Hunderttausende rebellierten gegen den Vietnamkrieg und das bestehende gesellschaftliche System, gegen staatliche Autoritäten, gegen Reaktionäre in Politik und Verwaltung, gegen die Ewiggestrigen und den Muff von tausend Jahren unter den Talaren. Wir wollten mit der älteren Generation abrechnen, die Hitler und den Zweiten Weltkrieg ermöglicht hatten, zumal viele ehemalige Nazi-Funktionäre wieder an den Schalthebeln der Macht saßen. Wir waren die Generation der »Vatermörder«, wie Modeschöpfer Wolfgang Joop einmal spitz bemerkte. Es war die Blütezeit der als APO berühmt gewordenen außerparlamentarischen Opposition, deren Aktivisten Deutschlands überfällige Liberalisierung in Gang setzten. Wer bislang noch nicht politisiert war, wurde spätestens mit der Übersiedelung in Richtung Funkturm zum Revoluzzer. Ich hielt es bei meiner Ankunft am Bahnhof Zoologischer Garten mit Dante Alighieri, dessen »Göttliche Komödie« ich auf der Zugfahrt in meine neue Heimat gelesen hatte. Darin sprach mir Italiens bekanntester Dichter aus dem jungen Herzen: »Der eine wartet, dass die Zeit sich wandelt, der andere packt sie kräftig an und handelt«.

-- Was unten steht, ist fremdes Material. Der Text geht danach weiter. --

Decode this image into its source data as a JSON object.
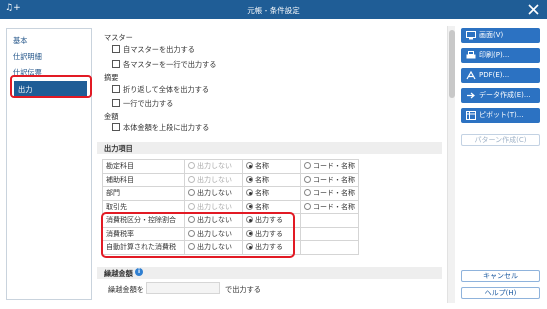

Ein Siebzehnjähriger, der in bewegten Zeiten mutterseelenallein und mit einem Seesack voller Träume nach Berlin kommt, sucht sozialen Schutz. WGs genannte Wohngemeinschaften boten die besten Möglichkeiten, mit Gleichaltrigen Kontakt zu bekommen und preiswert zu überleben. WGs standen außerdem als alternative Lebensformen im Mittelpunkt des Interesses junger Leute. Sie bildeten die praktische Alternative zur klassischen Familie, deren Enge verantwortlich gemacht wurde für Kleingeistigkeit und reaktionäres Denken. Sie boten eine Wohnform, die sich in den verschiedensten Formen langfristig etablieren sollte. Der Staat interpretierte sie als besonders heimtückischen Angriff auf die Familie als kleinste Zelle des Staatswesens, und Kirchenfürsten bekamen Herzinfarkte im Dauerabonnement, weil ihre Moral praktisch infrage gestellt wurde.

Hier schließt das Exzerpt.